Georges Lentz - Works for Orchestra / by Doyle Armbrust

The first thing listeners should know about Georges Lentz is that his entire compositional oeuvre is rooted in an existential fear of the sheer magnitude of the universe. That’s right, NASA junkies, you’ve found your composer. The Luxembourg native’s ongoing Caeli enarrant… (“The heavens declare…”) project includes works for prepared piano and string quartet among others, but two orchestral pieces and one concertante work comprise the celestial track listing on Works for Orchestra, a fresh take from the Orchestre Philharmonique du Luxembourg and conductor Emilio Pomarico.

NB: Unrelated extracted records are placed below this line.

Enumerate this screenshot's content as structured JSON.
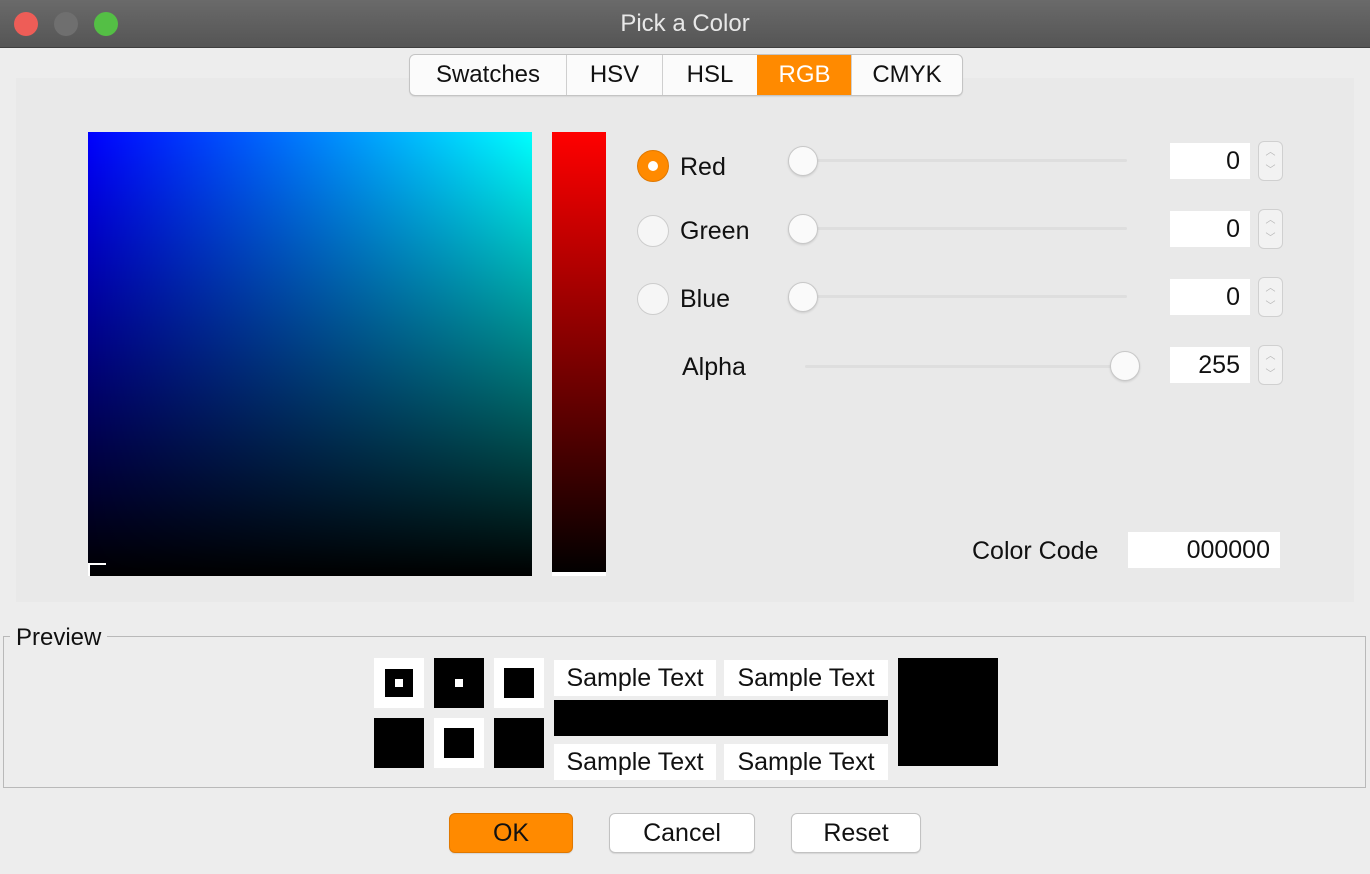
{
  "window": {
    "title": "Pick a Color"
  },
  "tabs": [
    {
      "label": "Swatches"
    },
    {
      "label": "HSV"
    },
    {
      "label": "HSL"
    },
    {
      "label": "RGB",
      "active": true
    },
    {
      "label": "CMYK"
    }
  ],
  "channels": {
    "red": {
      "label": "Red",
      "value": "0",
      "selected": true
    },
    "green": {
      "label": "Green",
      "value": "0"
    },
    "blue": {
      "label": "Blue",
      "value": "0"
    },
    "alpha": {
      "label": "Alpha",
      "value": "255"
    }
  },
  "color_code": {
    "label": "Color Code",
    "value": "000000"
  },
  "preview": {
    "title": "Preview",
    "sample_text": "Sample Text"
  },
  "buttons": {
    "ok": "OK",
    "cancel": "Cancel",
    "reset": "Reset"
  },
  "colors": {
    "accent": "#ff8a00",
    "selected_color": "#000000"
  }
}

Each piece is a segment of the “Mysterium” portion of Caeli enarrant, and the second track, “Monh,” contains the album’s paragon with the inclusion of violist Tabea Zimmermann as soloist. Zimmermann is near-deified among violists, and her peerless command of her instrument’s tonal color palette is on full display here through Lentz’s morphing tapestries of high modernism, deep-space time warps and Romantic chorales. Gliding through Hindemith-like tetra chords, icy ponticello skirmishes and ricocheting jeté strokes, Zimmermann never interrupts the thread of this poly-dimensional traversal of the unexplored cosmos. The album’s two other star-inspired movements, “Guyuhmgan” and “Ngangkar,” are no less effective in unspooling the listener’s sense of place with gargantuan low brass events and gossamer flute and clarinet playing from the Philharmonique, creating vast sonic expanses through which to float in awe.